Illinois Gov. Jim Edgar signed a bill in August allowing law enforcement agencies to release the names of youths convicted of crimes involving guns, gangs and drugs. The Tribune has not developed a policy pertaining to the law, but Elson predicted the paper will continue to decide case-by-case whether to publish names.
The bureau chief urged caution in identifying witnesses to gang crimes or residents of areas with a heavy gang presence.
"We respect their request for anonymity and often, especially with younger subjects, do not use their names even if they don't request it," she related.
She also suggested that newspapers carefully select photographs to accompany stories.
The Tribune, which earned accolades last year for running a front-page photo of every child killed under violent circumstances in Chicago, recently published a picture on page one of a young boy whose friend was killed in a suspected gang-related incident. The boy's relatives feared the publicity could harm him, but editors reasoned using the photo was acceptable because of the high profile of the case. The image conveyed the effect of a child's death on other children, they determined.
Fort Lauderdale Sun-Sentinel education writer Bill Hirschman wondered who journalists think they're protecting by not revealing the names of youths who commit violent crimes.
"As a practical matter in the community, those names are well-known before your newspaper hits the street and in some cases before your broadcast hits the air," he told SPJ members.

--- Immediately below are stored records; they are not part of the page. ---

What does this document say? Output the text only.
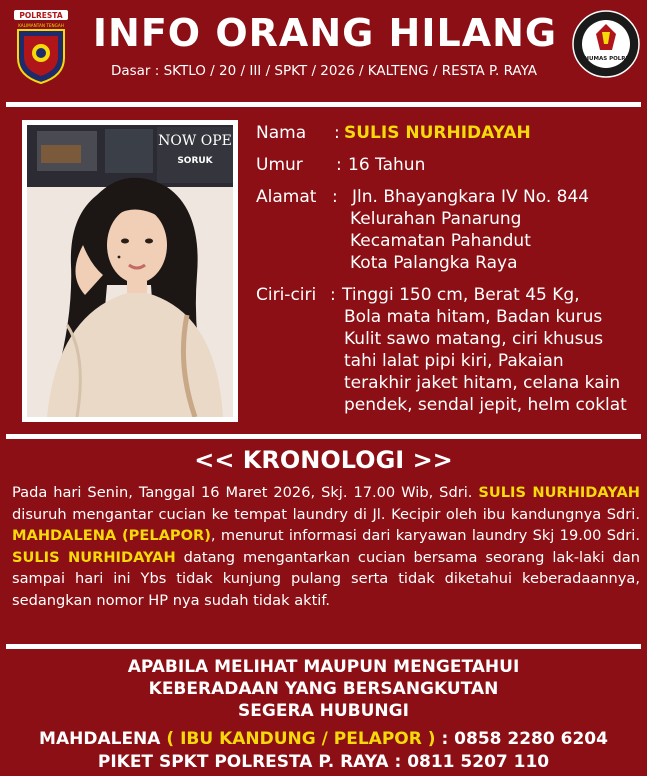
POLRESTA
KALIMANTAN TENGAH
HUMAS POLRI
INFO ORANG HILANG
Dasar : SKTLO / 20 / III / SPKT / 2026 / KALTENG / RESTA P. RAYA
NOW OPE
SORUK
Nama : SULIS NURHIDAYAH
Umur : 16 Tahun
Alamat : Jln. Bhayangkara IV No. 844
Kelurahan Panarung
Kecamatan Pahandut
Kota Palangka Raya
Ciri-ciri : Tinggi 150 cm, Berat 45 Kg,
Bola mata hitam, Badan kurus
Kulit sawo matang, ciri khusus
tahi lalat pipi kiri, Pakaian
terakhir jaket hitam, celana kain
pendek, sendal jepit, helm coklat
<< KRONOLOGI >>
Pada hari Senin, Tanggal 16 Maret 2026, Skj. 17.00 Wib, Sdri. SULIS NURHIDAYAH disuruh mengantar cucian ke tempat laundry di Jl. Kecipir oleh ibu kandungnya Sdri. MAHDALENA (PELAPOR), menurut informasi dari karyawan laundry Skj 19.00 Sdri. SULIS NURHIDAYAH datang mengantarkan cucian bersama seorang lak-laki dan sampai hari ini Ybs tidak kunjung pulang serta tidak diketahui keberadaannya, sedangkan nomor HP nya sudah tidak aktif.
APABILA MELIHAT MAUPUN MENGETAHUI
KEBERADAAN YANG BERSANGKUTAN
SEGERA HUBUNGI
MAHDALENA ( IBU KANDUNG / PELAPOR ) : 0858 2280 6204
PIKET SPKT POLRESTA P. RAYA : 0811 5207 110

Columbus Dispatch police reporter Bruce Cadwallader said he has had cops tell him it is illegal to print the names of juvenile offenders, and he expressed amazement at the number of newspeople who don't know it is their constitutional right to do so.
"Aren't we hurting ourselves by not using the names?" he asked, adding, "If a juvenile is charged with a serious crime in my community, I don't care ? I'm going to run his name. I'm still a little bit confused about why people in our own organizations don't fight for more publication of juvenile crimes."